I am trying to perform a integrated analysis (RNAseq, ChIP, WGBS). To do so, I want to construct a custom annotation base which consists of GRange Objects with extra meta data columns for filtering (number of overlapping genes, methylation data, promoter status etc.). I am quite successful but I still have not fully sorted out issues about the assembly version of the genome, related annotations, and packages available to proceed those.
I want to use the Ensembl Mus musculus NCBI37 build version 67. To my knowledge, this is the last annotation version (v67) of the NCBI37 genome assembly which corresponds to the mm9 UCSC assembly.
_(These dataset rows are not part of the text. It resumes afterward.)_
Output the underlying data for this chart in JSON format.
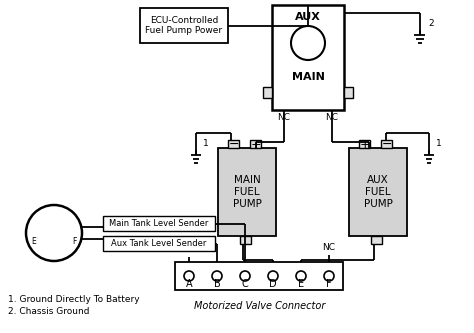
{
  "bg_color": "#ffffff",
  "line_color": "#000000",
  "box_fill": "#d3d3d3",
  "title": "Motorized Valve Connector",
  "ecu_label": "ECU-Controlled\nFuel Pump Power",
  "relay_aux_label": "AUX",
  "relay_main_label": "MAIN",
  "pump1_label": "MAIN\nFUEL\nPUMP",
  "pump2_label": "AUX\nFUEL\nPUMP",
  "sender1_label": "Main Tank Level Sender",
  "sender2_label": "Aux Tank Level Sender",
  "connector_labels": [
    "A",
    "B",
    "C",
    "D",
    "E",
    "F"
  ],
  "footnote1": "1. Ground Directly To Battery",
  "footnote2": "2. Chassis Ground"
}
I decided to use the NCBI37 build for two reasons. First, the annotation if more complete compared to GRCm38 builds. Second, I find more useful external data which was created with the NCBI37 build.
Said that, I became quite frustrated realizing, that many bioconductor packages for ensembl annotations are only suited for GRCm38 builds. Generally, I can not access any ensembl data via bioMart when trying to get if for NCBI37 v67. Alternatively I downloaded the gtf/gff files from the ensembl archive and tried ensDbFromGtf(). But the module fails to recognize exon ids (to my knowledge the problem with the entrenzids is irrelevant).
I read about several problems related to mine with different bioconductor packages (e.g. cummRbund). But it seems to me that this is a general problem that BiomRt can not access old assembly versions. Therefore all packages which are based on access to ensembl databases fail when trying to get NCBI37 v67. Is that correct?
I highly appreciate any help and hope my question is not to general but points to the right issue. If I am right and there is no suited workaround to get enseDB for NCBI37 v67, I would also like to ask if someone knows how to modify a gtf file so it will be recognized by ensDbFromGtf().
Thank you very much!
Importing GTF file ... OK
Processing metadata ... OK
Processing genes ...
o gene_id ... OK
o gene_name ... OK
o entrezid ... Nope
o gene_biotype ... OK
Processing transcripts ...
o transcript_id ... OK
o gene_id ... OK
o source ... OK
Processing exons ... Error: subscript contains invalid names
In addition: Warning message:
In ensDbFromGRanges(GTF, outfile = outfile, path = path, organism = organism, :
I'm missinoblem og column(s): 'entrezid'. The corresponding database column(s) will be empty!